A group of two dozen corporate leaders, including Warren Buffett, is trying to influence American companies to increase the number of women in positions of senior leadership.
The effort, called the 30% Club, is an expansion of an effort in Great Britain to increase female corporate board representation there to 30 percent by the end of 2015.
But can it work in the United States? Maybe, with more defined objectives, says an expert on women in the workplace at Washington University in St.
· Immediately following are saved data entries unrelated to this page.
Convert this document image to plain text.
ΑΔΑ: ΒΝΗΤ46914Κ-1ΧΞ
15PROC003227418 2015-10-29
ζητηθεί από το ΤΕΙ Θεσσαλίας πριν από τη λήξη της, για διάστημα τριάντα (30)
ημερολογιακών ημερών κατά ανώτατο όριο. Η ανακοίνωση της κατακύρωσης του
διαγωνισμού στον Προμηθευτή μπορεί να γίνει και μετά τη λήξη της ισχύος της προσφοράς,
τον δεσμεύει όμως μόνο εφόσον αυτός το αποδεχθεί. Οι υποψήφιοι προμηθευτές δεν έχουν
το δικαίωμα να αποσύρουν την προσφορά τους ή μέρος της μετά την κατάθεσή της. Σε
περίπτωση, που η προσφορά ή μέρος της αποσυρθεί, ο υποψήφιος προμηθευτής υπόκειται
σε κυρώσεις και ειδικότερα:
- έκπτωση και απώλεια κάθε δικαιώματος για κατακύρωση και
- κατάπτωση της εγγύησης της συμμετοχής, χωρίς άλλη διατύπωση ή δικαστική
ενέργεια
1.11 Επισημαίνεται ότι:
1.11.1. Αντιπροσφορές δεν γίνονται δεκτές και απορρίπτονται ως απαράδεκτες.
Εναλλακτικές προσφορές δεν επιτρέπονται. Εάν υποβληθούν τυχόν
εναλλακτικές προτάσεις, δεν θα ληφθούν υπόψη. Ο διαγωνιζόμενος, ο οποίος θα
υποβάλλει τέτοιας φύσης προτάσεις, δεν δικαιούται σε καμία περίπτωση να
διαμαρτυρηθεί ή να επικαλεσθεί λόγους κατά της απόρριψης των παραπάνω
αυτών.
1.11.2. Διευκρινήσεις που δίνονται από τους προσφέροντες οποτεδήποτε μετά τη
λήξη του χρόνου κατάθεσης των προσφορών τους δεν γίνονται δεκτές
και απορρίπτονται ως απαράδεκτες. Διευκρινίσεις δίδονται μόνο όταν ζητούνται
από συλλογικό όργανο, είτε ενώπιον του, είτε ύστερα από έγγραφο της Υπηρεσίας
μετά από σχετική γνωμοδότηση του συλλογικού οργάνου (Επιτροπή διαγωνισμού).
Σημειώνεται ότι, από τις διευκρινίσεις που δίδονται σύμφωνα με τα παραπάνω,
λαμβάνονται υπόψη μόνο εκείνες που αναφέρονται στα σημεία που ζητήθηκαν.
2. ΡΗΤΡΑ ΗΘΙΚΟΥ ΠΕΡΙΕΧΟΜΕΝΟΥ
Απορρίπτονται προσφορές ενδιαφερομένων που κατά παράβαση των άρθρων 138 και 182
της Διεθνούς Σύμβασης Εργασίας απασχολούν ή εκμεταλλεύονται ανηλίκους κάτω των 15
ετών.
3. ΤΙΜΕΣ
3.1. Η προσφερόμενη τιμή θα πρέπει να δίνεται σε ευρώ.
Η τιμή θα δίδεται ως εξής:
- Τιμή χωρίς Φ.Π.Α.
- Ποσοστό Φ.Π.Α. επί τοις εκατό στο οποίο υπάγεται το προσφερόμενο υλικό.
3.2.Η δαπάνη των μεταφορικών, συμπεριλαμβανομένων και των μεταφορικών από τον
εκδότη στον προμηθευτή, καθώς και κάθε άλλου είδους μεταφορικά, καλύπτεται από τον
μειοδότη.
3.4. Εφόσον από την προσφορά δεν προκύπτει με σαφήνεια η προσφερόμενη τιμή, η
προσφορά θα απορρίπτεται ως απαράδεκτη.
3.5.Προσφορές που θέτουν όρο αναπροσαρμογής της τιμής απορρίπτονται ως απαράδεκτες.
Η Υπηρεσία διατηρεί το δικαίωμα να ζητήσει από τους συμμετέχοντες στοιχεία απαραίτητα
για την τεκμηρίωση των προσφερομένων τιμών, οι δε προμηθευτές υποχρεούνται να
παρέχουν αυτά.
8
Louis.
"I think this is a good start," said Michelle Duguid, PhD, assistant professor of organizational behavior at Olin Business School and author of the paper "Female Tokens in High-Prestige Work Groups: Catalysts or Inhibitors of Group Diversification?"
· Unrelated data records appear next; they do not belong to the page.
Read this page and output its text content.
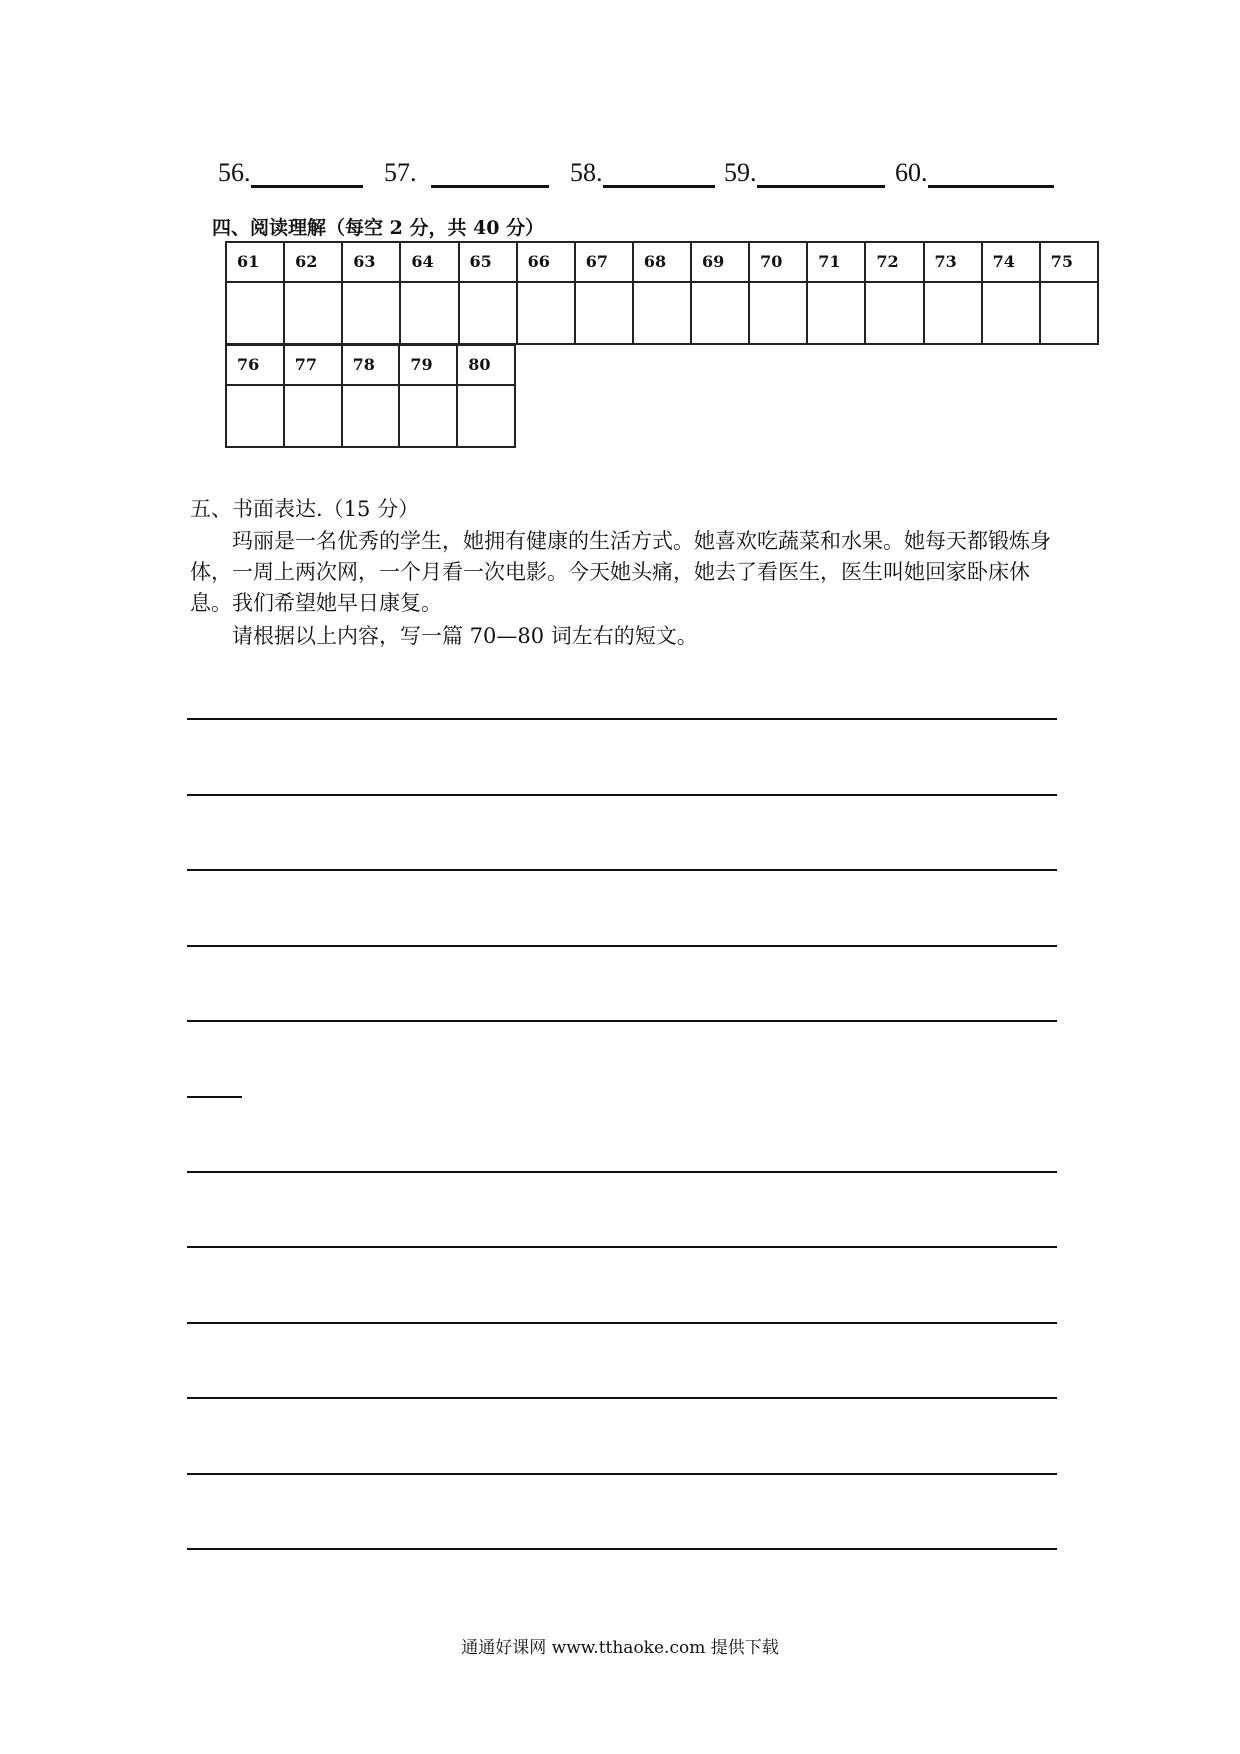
56.	57.	58.	59.	60.
四、阅读理解（每空 2 分，共 40 分）
61	62	63	64	65	66	67	68	69	70	71	72	73	74	75

76	77	78	79	80

五、书面表达.（15 分）

玛丽是一名优秀的学生，她拥有健康的生活方式。她喜欢吃蔬菜和水果。她每天都锻炼身体，一周上两次网，一个月看一次电影。今天她头痛，她去了看医生，医生叫她回家卧床休息。我们希望她早日康复。

请根据以上内容，写一篇 70—80 词左右的短文。
通通好课网 www.tthaoke.com 提供下载
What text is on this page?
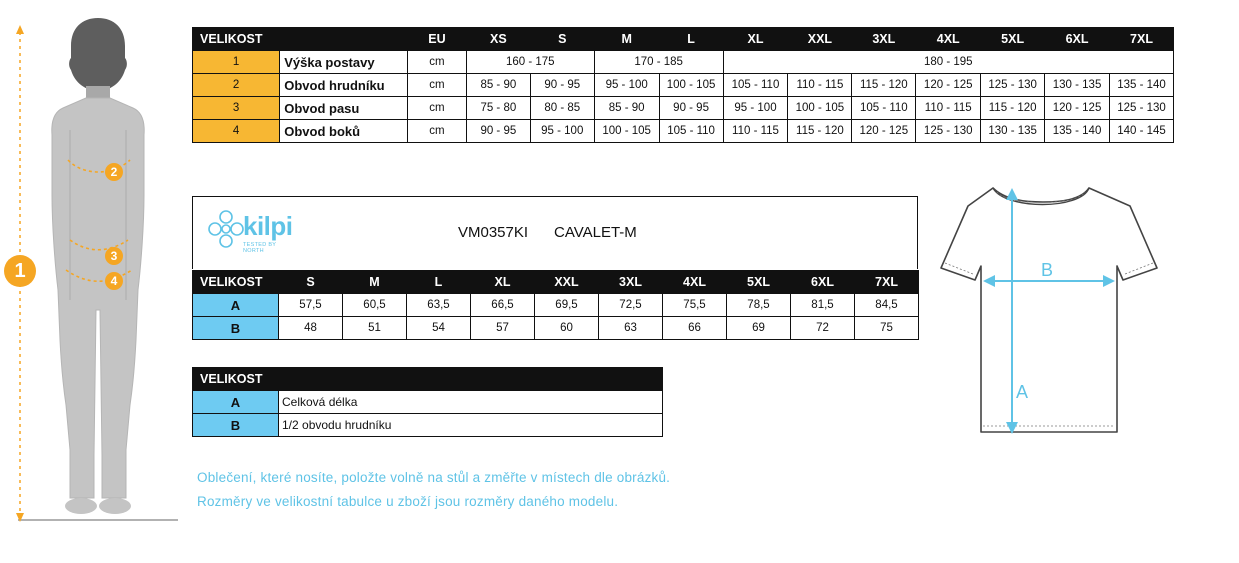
1
2
3
4
VELIKOST		EU	XS	S	M	L	XL	XXL	3XL	4XL	5XL	6XL	7XL
1	Výška postavy	cm	160 - 175		170 - 185		180 - 195						
2	Obvod hrudníku	cm	85 - 90	90 - 95	95 - 100	100 - 105	105 - 110	110 - 115	115 - 120	120 - 125	125 - 130	130 - 135	135 - 140
3	Obvod pasu	cm	75 - 80	80 - 85	85 - 90	90 - 95	95 - 100	100 - 105	105 - 110	110 - 115	115 - 120	120 - 125	125 - 130
4	Obvod boků	cm	90 - 95	95 - 100	100 - 105	105 - 110	110 - 115	115 - 120	120 - 125	125 - 130	130 - 135	135 - 140	140 - 145
kilpi
TESTED BY NORTH
VM0357KI CAVALET-M
VELIKOST	S	M	L	XL	XXL	3XL	4XL	5XL	6XL	7XL
A	57,5	60,5	63,5	66,5	69,5	72,5	75,5	78,5	81,5	84,5
B	48	51	54	57	60	63	66	69	72	75
VELIKOST	
A	Celková délka
B	1/2 obvodu hrudníku
Oblečení, které nosíte, položte volně na stůl a změřte v místech dle obrázků.
Rozměry ve velikostní tabulce u zboží jsou rozměry daného modelu.
B
A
"In order to increase representation of women at the highest levels of organizations," she said, "it is very important for business leaders at the level of chief executive and chairman to show their commitment to the outcome."
By making this public commitment, business leaders themselves will put more effort into reaching this goal, Duguid said.
"However, unlike the club launched in Britain -- which has the specific objective of getting 30 percent female representation on the boards of FTSE-100 companies by the end of 2015 -- the U.S. group does not seem to have very definite goals," Duguid said.
According to the British club, there are now 92 members of the 30% Club in the U.K. The FTSE-100, a stock index in London, has moved to 20.8 percent women directors as of March 2014 from 12.5 percent in 2010, with the 30% Club seen as a driving force behind the change.
"Specifically, the United States group does not have a percentage goal for women in leadership positions, and they have not specified the types of leadership positions they intend to focus on," Duguid said. "For example, does female senior leadership mean representation in the corporate suite and boardroom?
"Individuals tend to work harder to meet clear and concrete goals vs. ambiguous goals," she said. "Therefore, I am not sure we will see the dramatic increases that we are noticing in the U.K."
"We should also keep in mind," Duguid said, "that as women move into the higher levels of organizations they should receive comparable compensation to their male counterparts."